I have uniformly random values spread on a 15x50 grid and the sample I want to hash corresponds to a square of 5x5 cells centered around any possible grid position. 我有一个15x50网格上的均匀随机值,我想要散列的样本对应于以任何可能的网格位置为中心的5x5单元格的正方形。

The number of samples can thus vary from 25 (away from borders, most cases) to 20, 15 (near a border) down to a minimum of 9 (in a corner). 因此,样本的数量可以从25(远离边界,大多数情况)到20,15(靠近边界)到最小值9(在角落中)变化。

So even though the cell values are random, the location introduces a deterministic variation in the sequence length. 因此,即使单元格值是随机的,该位置也会引入序列长度的确定性变化。

The hash table size is a small number, typically between 50 and 20. 哈希表大小是一个小数字,通常在50到20之间。

The function will operate on a large set of randomly generated grids (a few hundreds/thousands), and might be called a few thousands times per grid. 该函数将在大量随机生成的网格上运行(几百/千),每个网格可能会被调用几千次。 The positions on the grid can be considered random. 网格上的位置可以被认为是随机的。

I would like a function that could spread the 15x50 possible samples as evenly as possible. 我想要一个可以尽可能均匀地传播15x50个可能样本的函数。

I have tried the following pseudo-code: 我试过以下伪代码:

int32 hash = 0;
int i = 0; // I guess i could take any initial value and even be left uninitialized, but fixing one makes the function deterministic
foreach (value in block)
{
    hash ^= (value << (i%28))
    i++
}
hash %= table_size

but the results, though not grossly imbalanced, do not seem very smooth to me. 但结果虽然不是非常不平衡,但对我来说似乎并不顺利。 Maybe it's because the sample is too small, but the circumstances make it difficult to run the code on a bigger sample, and I would rather not have to write a complete test harness if some computer savvy has an answer ready for me :). 也许这是因为样本太小,但是情况使得难以在更大的样本上运行代码,而我宁愿不必编写一个完整的测试工具,如果一些计算机知识为我准备好了答案:)。

I am not sure pairing the values two by two and using a general purpose byte hashing strategy would be the best solution, especially since the number of values might be odd. 我不确定将值二乘二并且使用通用字节散列策略将是最佳解决方案,尤其是因为值的数量可能是奇数。

I have tought of using a 17th value to represent off-grid cells, but that seems to introduce a bias (the sequences from cells near a border will have a lot of "off grid" values). 我已经尝试使用第17个值来表示离网格细胞,但这似乎引入了偏差(来自边界附近的单元格的序列将具有许多“离网格”值)。

I am not sure either what would be the best way to test the efficiency of various solutions (how many grids shall I generate to have an idea of the performances, for instance). 我不确定什么是测试各种解决方案效率的最佳方法(例如,我应该生成多少网格以了解性能)。

http://www.partow.net/programming/hashfunctions/ http://www.partow.net/programming/hashfunctions/

Here are few different hash function from experts on various fields. 以下是来自各领域专家的几种不同哈希函数。 Functions are designed for 8bit values, but I am sure you can extend for your case. 功能是针对8位值设计的,但我相信您可以针对您的情况进行扩展。 I dont know what to suggest, but I think that any of them should work better than your current idea. 我不知道该建议什么,但我认为他们中的任何一个都应该比你现在的想法更好。
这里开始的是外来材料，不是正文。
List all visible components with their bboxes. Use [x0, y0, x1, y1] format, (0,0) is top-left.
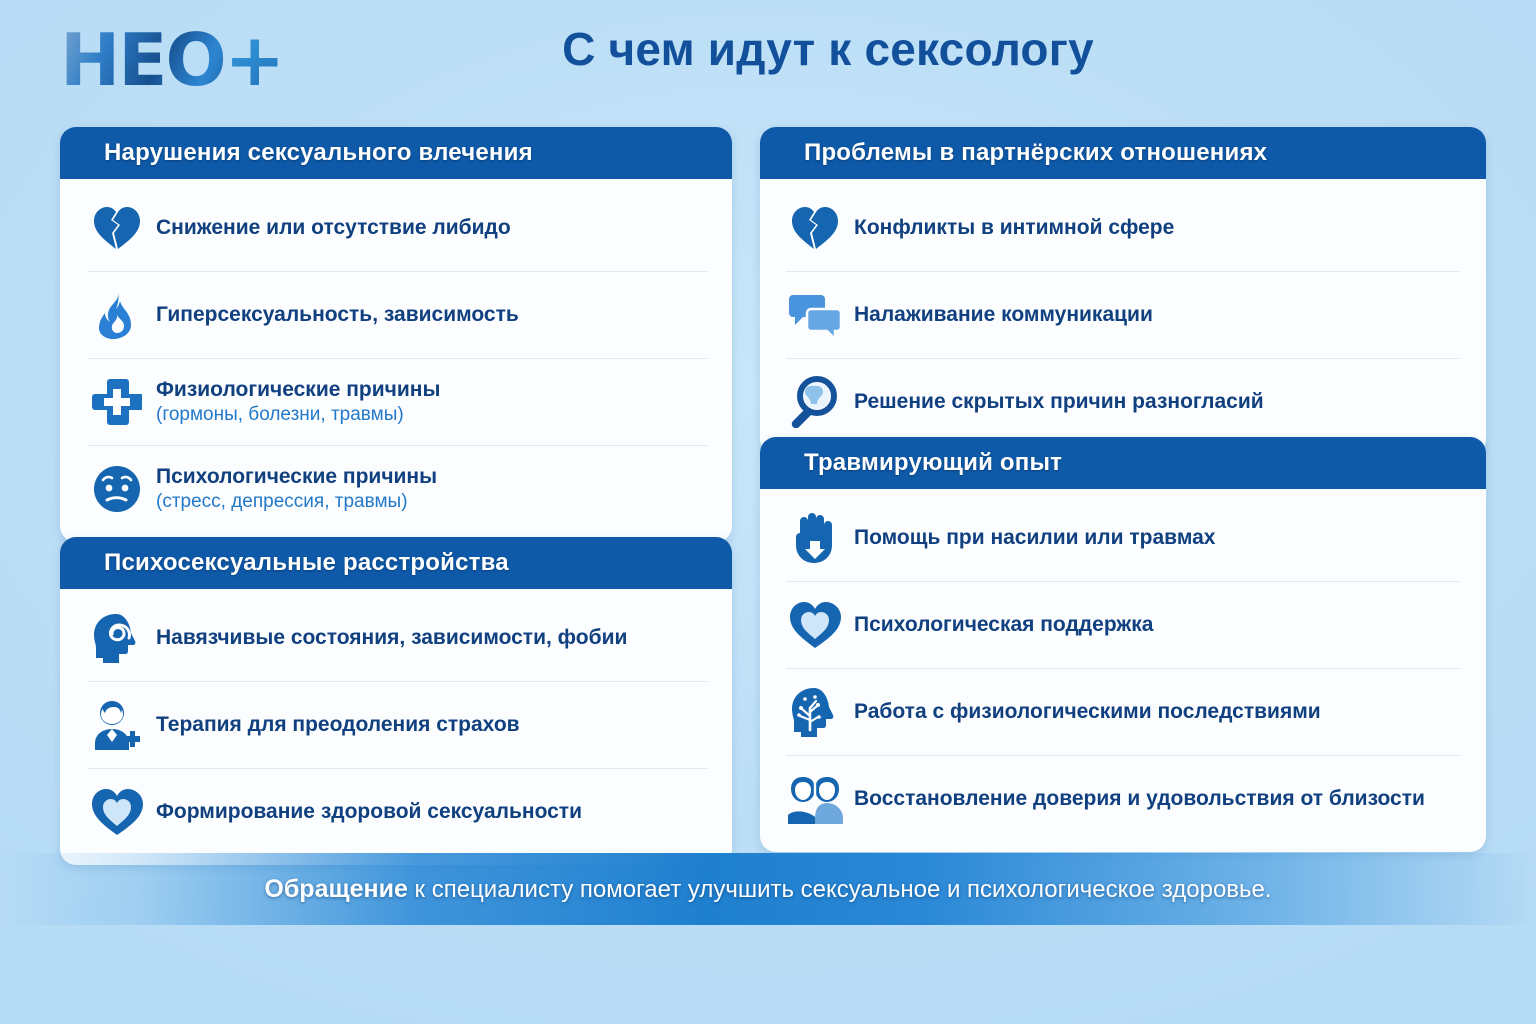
list-item[interactable]: Терапия для преодоления страхов: [88, 681, 708, 768]
list-item-label: Навязчивые состояния, зависимости, фобии: [156, 626, 627, 650]
flame-icon: [88, 286, 146, 344]
footer-rest: к специалисту помогает улучшить сексуаль…: [408, 876, 1272, 903]
card-partner-relationships: Проблемы в партнёрских отношениях Конфли…: [760, 127, 1486, 455]
medical-cross-icon: [88, 373, 146, 431]
list-item-label: Психологическая поддержка: [854, 613, 1153, 637]
list-item[interactable]: Восстановление доверия и удовольствия от…: [786, 755, 1460, 842]
card-partner-items: Конфликты в интимной сфере Налаживание к…: [760, 179, 1486, 455]
list-item-label: Гиперсексуальность, зависимость: [156, 303, 519, 327]
list-item-subtext: (стресс, депрессия, травмы): [156, 491, 437, 513]
list-item-text: Снижение или отсутствие либидо: [156, 216, 511, 240]
list-item[interactable]: Физиологические причины (гормоны, болезн…: [88, 358, 708, 445]
list-item-text: Решение скрытых причин разногласий: [854, 390, 1264, 414]
list-item-text: Конфликты в интимной сфере: [854, 216, 1174, 240]
magnifier-icon: [786, 373, 844, 431]
list-item[interactable]: Психологическая поддержка: [786, 581, 1460, 668]
list-item-text: Физиологические причины (гормоны, болезн…: [156, 378, 440, 426]
card-psychosex-items: Навязчивые состояния, зависимости, фобии…: [60, 589, 732, 865]
list-item-text: Терапия для преодоления страхов: [156, 713, 520, 737]
list-item-label: Решение скрытых причин разногласий: [854, 390, 1264, 414]
broken-heart-icon: [88, 199, 146, 257]
list-item[interactable]: Формирование здоровой сексуальности: [88, 768, 708, 855]
list-item[interactable]: Решение скрытых причин разногласий: [786, 358, 1460, 445]
heart-inner-icon: [88, 783, 146, 841]
card-desire-items: Снижение или отсутствие либидо Гиперсекс…: [60, 179, 732, 542]
list-item[interactable]: Налаживание коммуникации: [786, 271, 1460, 358]
list-item[interactable]: Навязчивые состояния, зависимости, фобии: [88, 595, 708, 681]
stop-hand-icon: [786, 509, 844, 567]
heart-inner-icon: [786, 596, 844, 654]
card-partner-title: Проблемы в партнёрских отношениях: [760, 127, 1486, 179]
speech-bubbles-icon: [786, 286, 844, 344]
head-tree-icon: [786, 683, 844, 741]
list-item[interactable]: Конфликты в интимной сфере: [786, 185, 1460, 271]
list-item-text: Психологические причины (стресс, депресс…: [156, 465, 437, 513]
list-item-label: Терапия для преодоления страхов: [156, 713, 520, 737]
list-item-label: Конфликты в интимной сфере: [854, 216, 1174, 240]
couple-icon: [786, 770, 844, 828]
list-item-text: Помощь при насилии или травмах: [854, 526, 1215, 550]
footer-text: Обращение к специалисту помогает улучшит…: [264, 875, 1271, 904]
list-item-text: Работа с физиологическими последствиями: [854, 700, 1321, 724]
broken-heart-icon: [786, 199, 844, 257]
card-psychosex-title: Психосексуальные расстройства: [60, 537, 732, 589]
list-item-text: Формирование здоровой сексуальности: [156, 800, 582, 824]
card-desire: Нарушения сексуального влечения Снижение…: [60, 127, 732, 542]
footer-banner: Обращение к специалисту помогает улучшит…: [0, 853, 1536, 925]
list-item-label: Снижение или отсутствие либидо: [156, 216, 511, 240]
list-item-label: Физиологические причины: [156, 378, 440, 402]
sad-face-icon: [88, 460, 146, 518]
list-item-text: Психологическая поддержка: [854, 613, 1153, 637]
footer-lead: Обращение: [264, 875, 407, 903]
card-traumatic-experience: Травмирующий опыт Помощь при насилии или…: [760, 437, 1486, 852]
list-item-label: Психологические причины: [156, 465, 437, 489]
list-item-text: Налаживание коммуникации: [854, 303, 1153, 327]
list-item[interactable]: Психологические причины (стресс, депресс…: [88, 445, 708, 532]
card-trauma-title: Травмирующий опыт: [760, 437, 1486, 489]
list-item[interactable]: Помощь при насилии или травмах: [786, 495, 1460, 581]
list-item[interactable]: Снижение или отсутствие либидо: [88, 185, 708, 271]
card-psychosexual-disorders: Психосексуальные расстройства Навязчивые…: [60, 537, 732, 865]
list-item-text: Навязчивые состояния, зависимости, фобии: [156, 626, 627, 650]
page-title: С чем идут к сексологу: [0, 22, 1536, 76]
poster-header: НЕО+ С чем идут к сексологу: [0, 0, 1536, 110]
list-item-text: Гиперсексуальность, зависимость: [156, 303, 519, 327]
list-item-label: Формирование здоровой сексуальности: [156, 800, 582, 824]
list-item-label: Помощь при насилии или травмах: [854, 526, 1215, 550]
head-spiral-icon: [88, 609, 146, 667]
list-item-subtext: (гормоны, болезни, травмы): [156, 404, 440, 426]
list-item[interactable]: Работа с физиологическими последствиями: [786, 668, 1460, 755]
list-item[interactable]: Гиперсексуальность, зависимость: [88, 271, 708, 358]
list-item-text: Восстановление доверия и удовольствия от…: [854, 787, 1425, 811]
card-trauma-items: Помощь при насилии или травмах Психологи…: [760, 489, 1486, 852]
infographic-poster: НЕО+ С чем идут к сексологу Нарушения се…: [0, 0, 1536, 1024]
list-item-label: Налаживание коммуникации: [854, 303, 1153, 327]
list-item-label: Восстановление доверия и удовольствия от…: [854, 787, 1425, 811]
list-item-label: Работа с физиологическими последствиями: [854, 700, 1321, 724]
person-plus-icon: [88, 696, 146, 754]
card-desire-title: Нарушения сексуального влечения: [60, 127, 732, 179]
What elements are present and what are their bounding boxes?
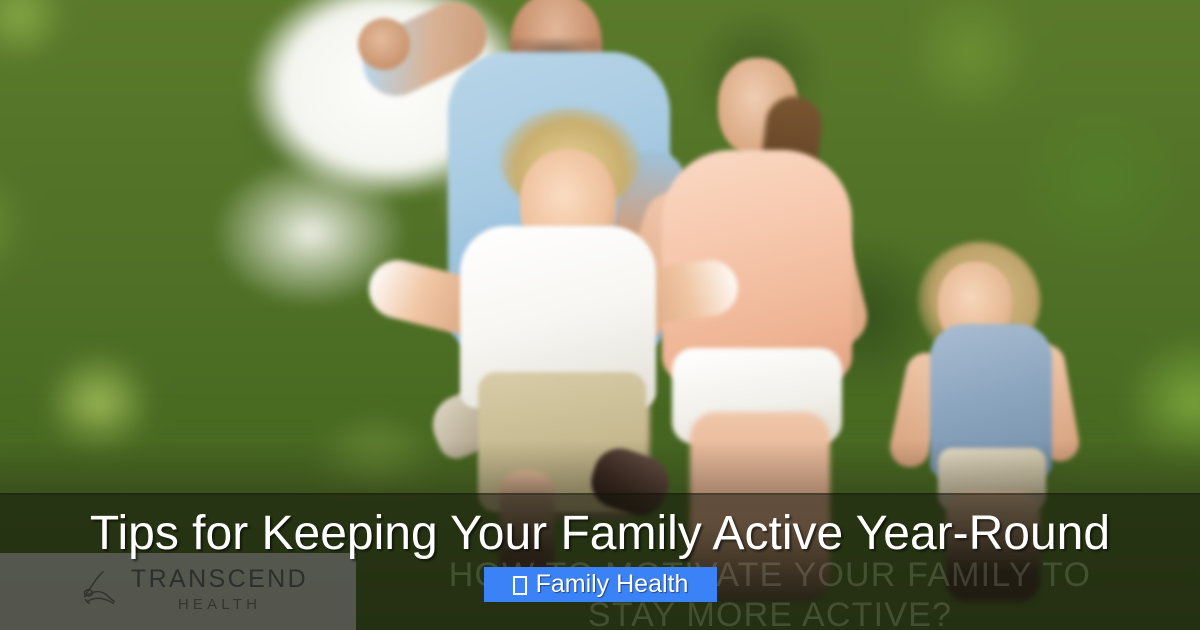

Problem with current approach you propose is that values are cyclic in field 2^n and if you make mod 64 at the end for example you lost most values out and only last 3 values remains in final result. 您建议的当前方法的问题是值在字段2 ^ n中是循环的,并且如果您在结尾处使用mod 64,例如您丢失了大多数值,并且最终结果中仅剩下最后3个值。

Despite your scepticism I would just shove them through a standard hash function. 尽管你持怀疑态度,我还是会通过一个标准的哈希函数来推动它们。 If they are well randomised (and relatively independent - you don't say) to begin with you probably don't need to do too much work. 如果他们完全随机(并且相对独立 - 你没有说)开始你可能不需要做太多的工作。 Fowler-Noll-Vo (FNV) is a good candidate in these circumstances. 在这种情况下,Fowler-Noll-Vo(FNV)是一个很好的候选人。

FNV operates on a series of 8-bit input and your input is (logically) 4-bit. FNV采用一系列8位输入,输入为(逻辑上)4位。 I would start without even bothering to pack 'two by two' as you describe. 正如你所描述的那样,我开始时甚至没有打扰“两个一包”。 If you feel like trying that, just logically pad odd length series with the message length (reduced to a 4 bit value obviously). 如果您想尝试这样做,只需逻辑填充消息长度的奇数长度序列(显然减少到4位值)。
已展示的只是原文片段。